For Juliet, this was when wanting to punch someone gave way to wanting to vomit all over them. She couldn’t imagine what kind of company had hired such a pair of clucking hens, but she guessed it must have been an American enterprise. Maybe the last of the companies that would offer the option to transfer an employee from one major city to another. Like the one that Emily Cooper worked for. Another dumb bitch who served as “inspiration” for the Americans to come in droves. Americans just like these. The kind who thought they were special or different, but were really an exact replica of the caricatures presented to Europeans in media and beyond. And yes, if anyone could hear Juliet’s internal monologue right now, they would be inclined to ask her what she thought made her so special and different from the rest of the star-spangled chaff. She would happily tell them that, for one thing, she didn’t run her fucking mouth in public places. Yammering on either about nothing, or things that really shouldn’t be discussed in front of others. Like one’s planned dependency on Xanax so they could get through a frivolous Christmas party. And, Christmas, by the way, was still three months from arriving, which honestly made this whole exchange even more pathetic.
Mercifully, before Homely or Blonde Woman could say anything else about addictions, Bun-wah or the Christmas party at large, Juliet managed to dig her headphones out from the bottom of her purse. She then put them on with over-the-top franticness that she hoped the Americans noticed. Because it might mean they comprehended that being able to hear their conversation was untenable for anyone who could understand English. But, of course, it wasn’t a very American quality to be aware of other people, least of all their feelings.

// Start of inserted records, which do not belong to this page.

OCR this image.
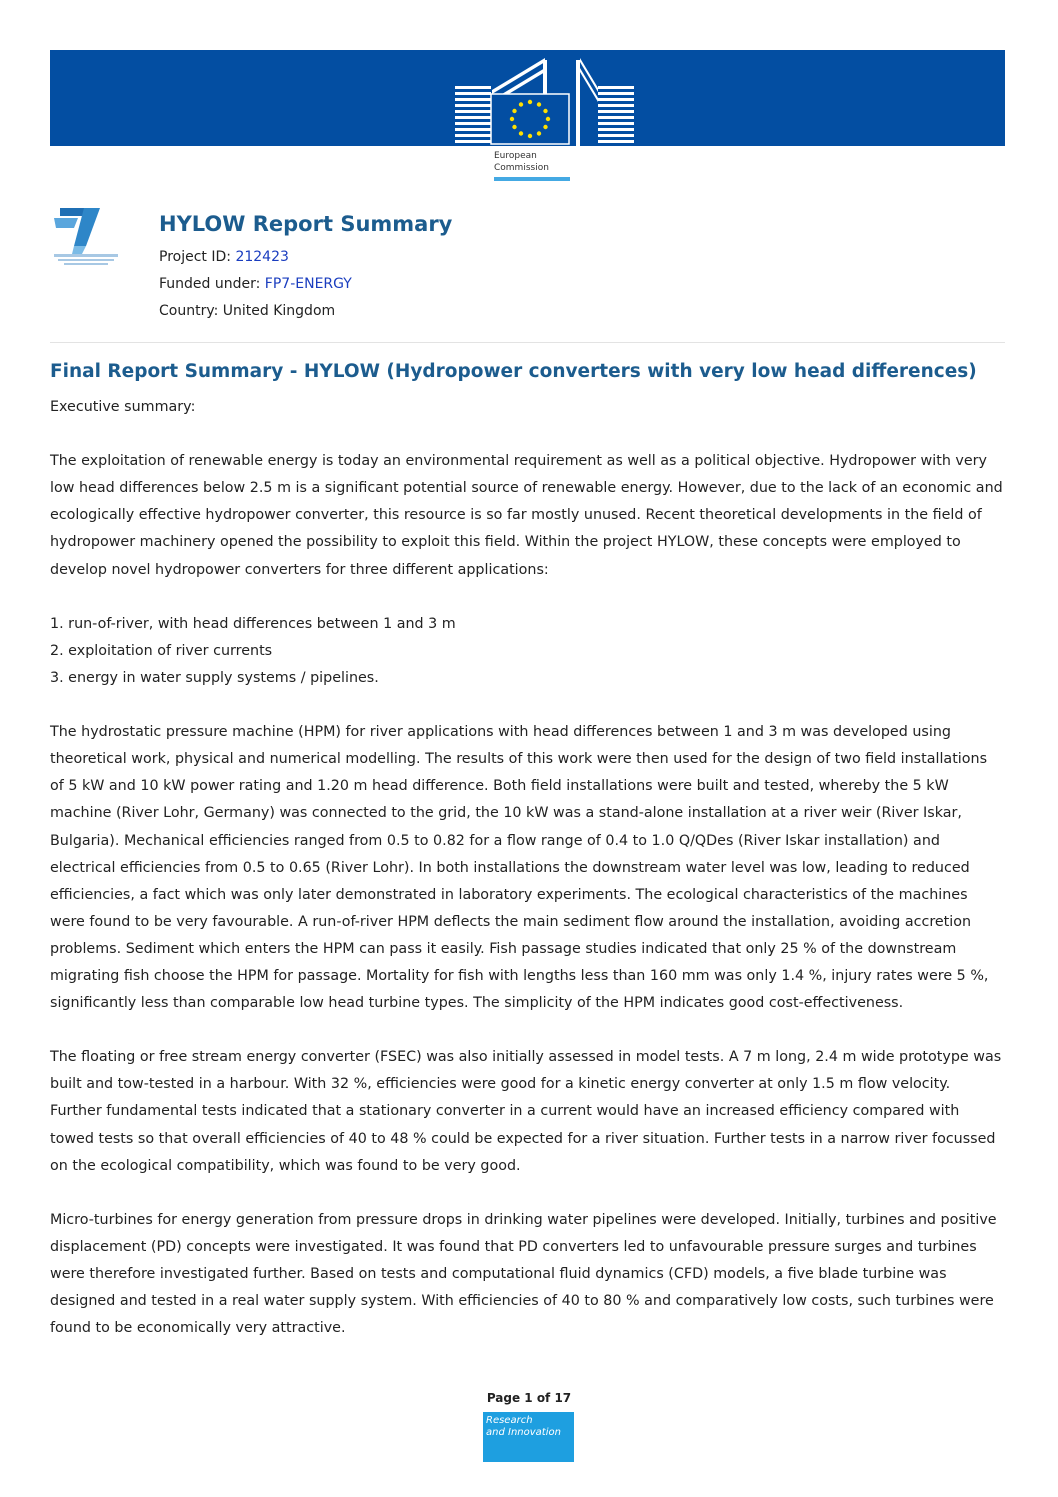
European
Commission
HYLOW Report Summary
Project ID: 212423
Funded under: FP7-ENERGY
Country: United Kingdom
Final Report Summary - HYLOW (Hydropower converters with very low head differences)

Executive summary:

The exploitation of renewable energy is today an environmental requirement as well as a political objective. Hydropower with very low head differences below 2.5 m is a significant potential source of renewable energy. However, due to the lack of an economic and ecologically effective hydropower converter, this resource is so far mostly unused. Recent theoretical developments in the field of hydropower machinery opened the possibility to exploit this field. Within the project HYLOW, these concepts were employed to develop novel hydropower converters for three different applications:

1. run-of-river, with head differences between 1 and 3 m

2. exploitation of river currents

3. energy in water supply systems / pipelines.

The hydrostatic pressure machine (HPM) for river applications with head differences between 1 and 3 m was developed using theoretical work, physical and numerical modelling. The results of this work were then used for the design of two field installations of 5 kW and 10 kW power rating and 1.20 m head difference. Both field installations were built and tested, whereby the 5 kW machine (River Lohr, Germany) was connected to the grid, the 10 kW was a stand-alone installation at a river weir (River Iskar, Bulgaria). Mechanical efficiencies ranged from 0.5 to 0.82 for a flow range of 0.4 to 1.0 Q/QDes (River Iskar installation) and electrical efficiencies from 0.5 to 0.65 (River Lohr). In both installations the downstream water level was low, leading to reduced efficiencies, a fact which was only later demonstrated in laboratory experiments. The ecological characteristics of the machines were found to be very favourable. A run-of-river HPM deflects the main sediment flow around the installation, avoiding accretion problems. Sediment which enters the HPM can pass it easily. Fish passage studies indicated that only 25 % of the downstream migrating fish choose the HPM for passage. Mortality for fish with lengths less than 160 mm was only 1.4 %, injury rates were 5 %, significantly less than comparable low head turbine types. The simplicity of the HPM indicates good cost-effectiveness.

The floating or free stream energy converter (FSEC) was also initially assessed in model tests. A 7 m long, 2.4 m wide prototype was built and tow-tested in a harbour. With 32 %, efficiencies were good for a kinetic energy converter at only 1.5 m flow velocity. Further fundamental tests indicated that a stationary converter in a current would have an increased efficiency compared with towed tests so that overall efficiencies of 40 to 48 % could be expected for a river situation. Further tests in a narrow river focussed on the ecological compatibility, which was found to be very good.

Micro-turbines for energy generation from pressure drops in drinking water pipelines were developed. Initially, turbines and positive displacement (PD) concepts were investigated. It was found that PD converters led to unfavourable pressure surges and turbines were therefore investigated further. Based on tests and computational fluid dynamics (CFD) models, a five blade turbine was designed and tested in a real water supply system. With efficiencies of 40 to 80 % and comparatively low costs, such turbines were found to be economically very attractive.

Page 1 of 17
Research
and Innovation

After a few more minutes, Juliet was due to get off at her stop near the Haut-de-Forme. To her dismay, the Christmas party cunts were disembarking there as well. What were the odds? Except for that old adage about Americans running in packs. Juliet scuttled ahead of them, headphones still firmly entrenched. She didn’t look back once, practically sprinting to the Haut-de-Forme from her case of the heebie-jeebies incurred by proximity to annoying Americans who she did not want to see herself in.

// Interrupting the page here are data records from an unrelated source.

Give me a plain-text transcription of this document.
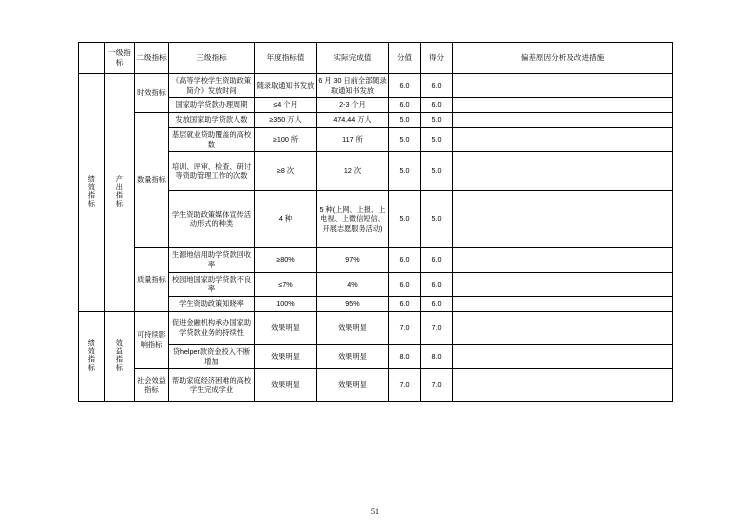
	一级指标	二级指标	三级指标	年度指标值	实际完成值	分值	得分	偏差原因分析及改进措施
绩效指标	产出指标	时效指标	《高等学校学生资助政策简介》发放时间	随录取通知书发放	6 月 30 日前全部随录取通知书发放	6.0	6.0	
			国家助学贷款办理周期	≤4 个月	2-3 个月	6.0	6.0	
		数量指标	发放国家助学贷款人数	≥350 万人	474.44 万人	5.0	5.0	
			基层就业贷助覆盖的高校数	≥100 所	117 所	5.0	5.0	
			培训、评审、检查、研讨等资助管理工作的次数	≥8 次	12 次	5.0	5.0	
			学生资助政策媒体宣传活动形式的种类	4 种	5 种(上网、上报、上电视、上微信短信、开展志愿服务活动)	5.0	5.0	
		质量指标	生源地信用助学贷款回收率	≥80%	97%	6.0	6.0	
			校园地国家助学贷款不良率	≤7%	4%	6.0	6.0	
			学生资助政策知晓率	100%	95%	6.0	6.0	
绩效指标	效益指标	可持续影响指标	促进金融机构承办国家助学贷款业务的持续性	效果明显	效果明显	7.0	7.0	
			贷helper款资金投入不断增加	效果明显	效果明显	8.0	8.0	
		社会效益指标	帮助家庭经济困难的高校学生完成学业	效果明显	效果明显	7.0	7.0	
51
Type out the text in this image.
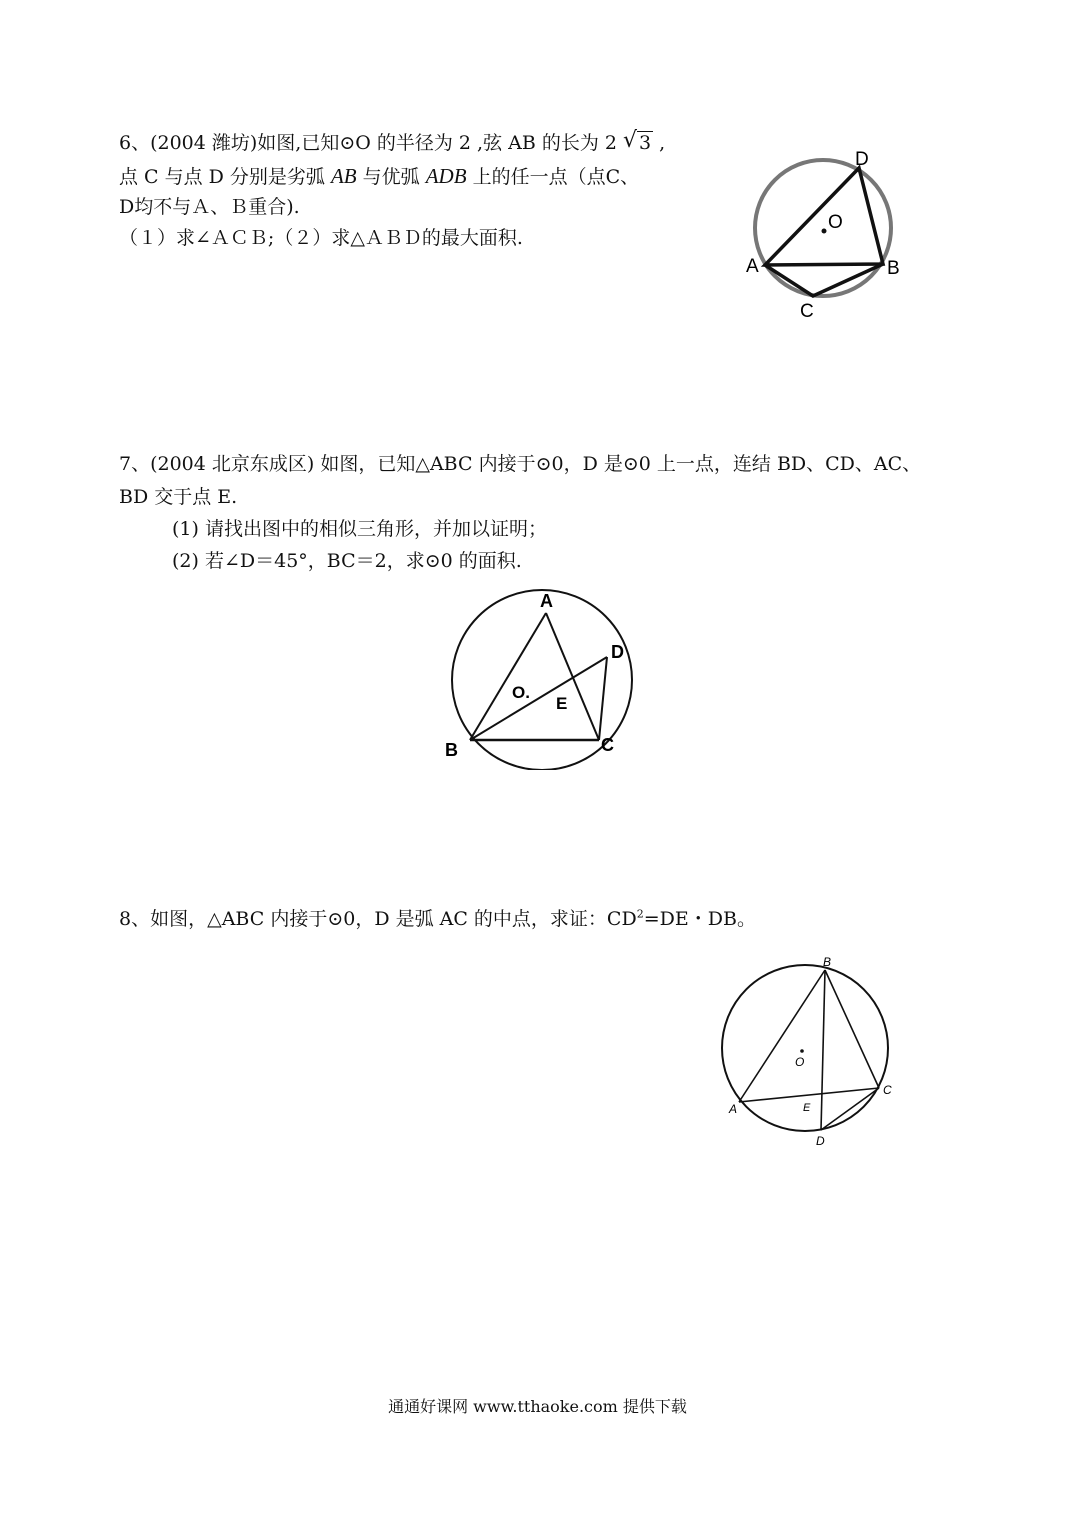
6、(2004 潍坊)如图,已知⊙O 的半径为 2 ,弦 AB 的长为 2 √ 3 ,
点 C 与点 D 分别是劣弧 AB 与优弧 ADB 上的任一点（点C、
D均不与Ａ、Ｂ重合).
（１）求∠ＡＣＢ;（２）求△ＡＢＤ的最大面积.
O
D
A	B
C
7、(2004 北京东成区) 如图，已知△ABC 内接于⊙0，D 是⊙0 上一点，连结 BD、CD、AC、
BD 交于点 E.
(1) 请找出图中的相似三角形，并加以证明；
(2) 若∠D＝45°，BC＝2，求⊙0 的面积.
A
D
O.
E
B	C
8、如图，△ABC 内接于⊙0，D 是弧 AC 的中点，求证：$CD^2=DE$・DB。
B
O
C
A	E
D
通通好课网 www.tthaoke.com 提供下载
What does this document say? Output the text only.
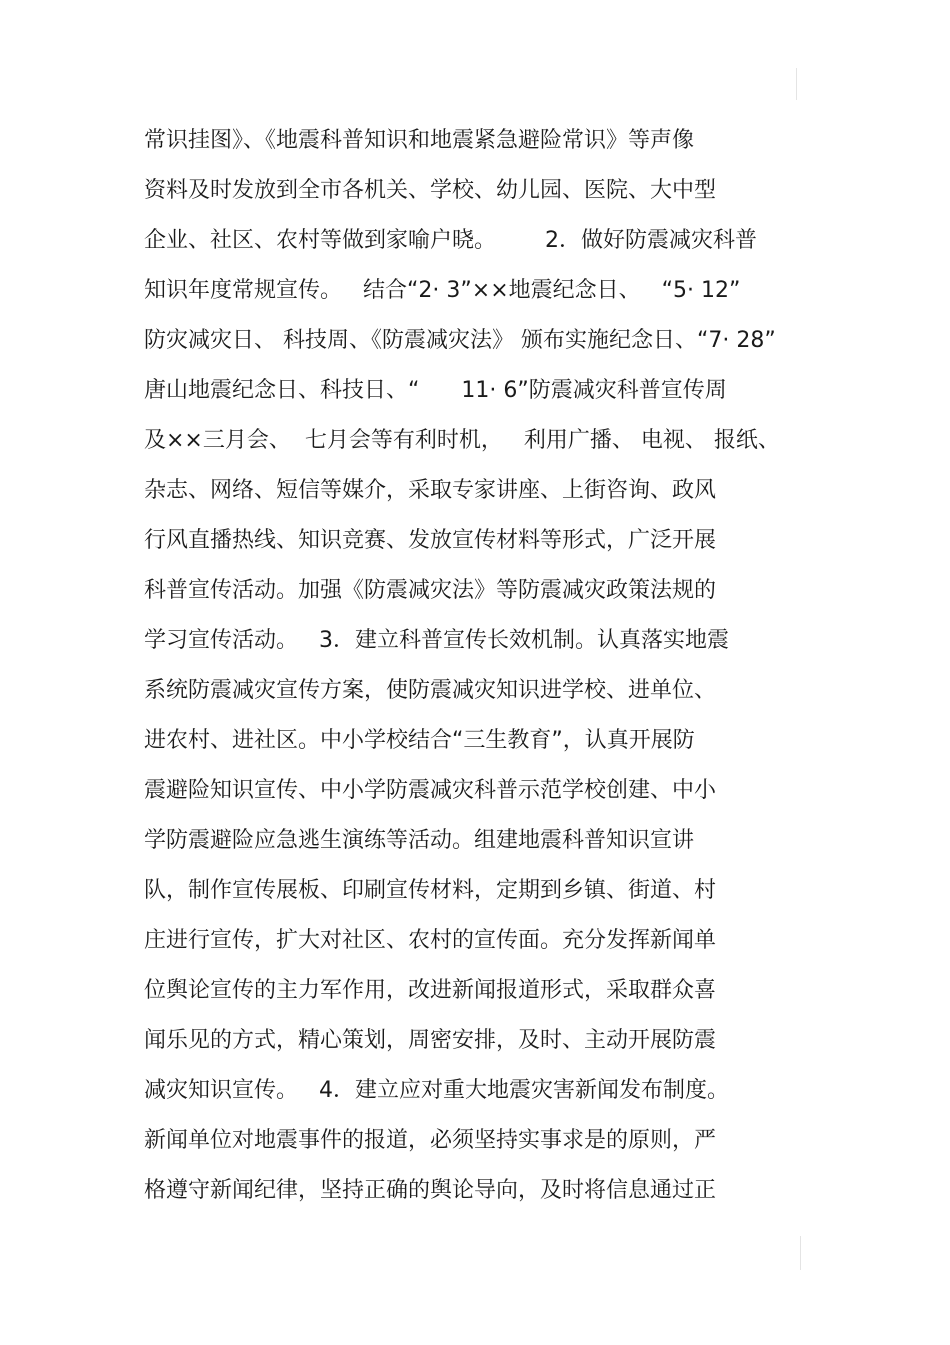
常识挂图》、《地震科普知识和地震紧急避险常识》等声像
资料及时发放到全市各机关、学校、幼儿园、医院、大中型
企业、社区、农村等做到家喻户晓。       2．做好防震减灾科普
知识年度常规宣传。   结合“2· 3”××地震纪念日、   “5· 12”
防灾减灾日、 科技周、《防震减灾法》 颁布实施纪念日、“7· 28”
唐山地震纪念日、科技日、“      11· 6”防震减灾科普宣传周
及××三月会、  七月会等有利时机，   利用广播、 电视、 报纸、
杂志、网络、短信等媒介，采取专家讲座、上街咨询、政风
行风直播热线、知识竞赛、发放宣传材料等形式，广泛开展
科普宣传活动。加强《防震减灾法》等防震减灾政策法规的
学习宣传活动。   3．建立科普宣传长效机制。认真落实地震
系统防震减灾宣传方案，使防震减灾知识进学校、进单位、
进农村、进社区。中小学校结合“三生教育”，认真开展防
震避险知识宣传、中小学防震减灾科普示范学校创建、中小
学防震避险应急逃生演练等活动。组建地震科普知识宣讲
队，制作宣传展板、印刷宣传材料，定期到乡镇、街道、村
庄进行宣传，扩大对社区、农村的宣传面。充分发挥新闻单
位舆论宣传的主力军作用，改进新闻报道形式，采取群众喜
闻乐见的方式，精心策划，周密安排，及时、主动开展防震
减灾知识宣传。   4．建立应对重大地震灾害新闻发布制度。
新闻单位对地震事件的报道，必须坚持实事求是的原则，严
格遵守新闻纪律，坚持正确的舆论导向，及时将信息通过正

Entering the Haut-de-Forme was a much needed antidote. A place where all the girls spoke French, not to mention the sexist owner. Going about her usual preparations backstage, the vexation she had experienced minutes ago on the bus felt far away from her now. And would have stayed that way had she not realized, upon taking the stage, that the same two women were sitting in the audience front-and-center. Talking the whole way through her performance to Dua Lipa’s “Don’t Start Now.”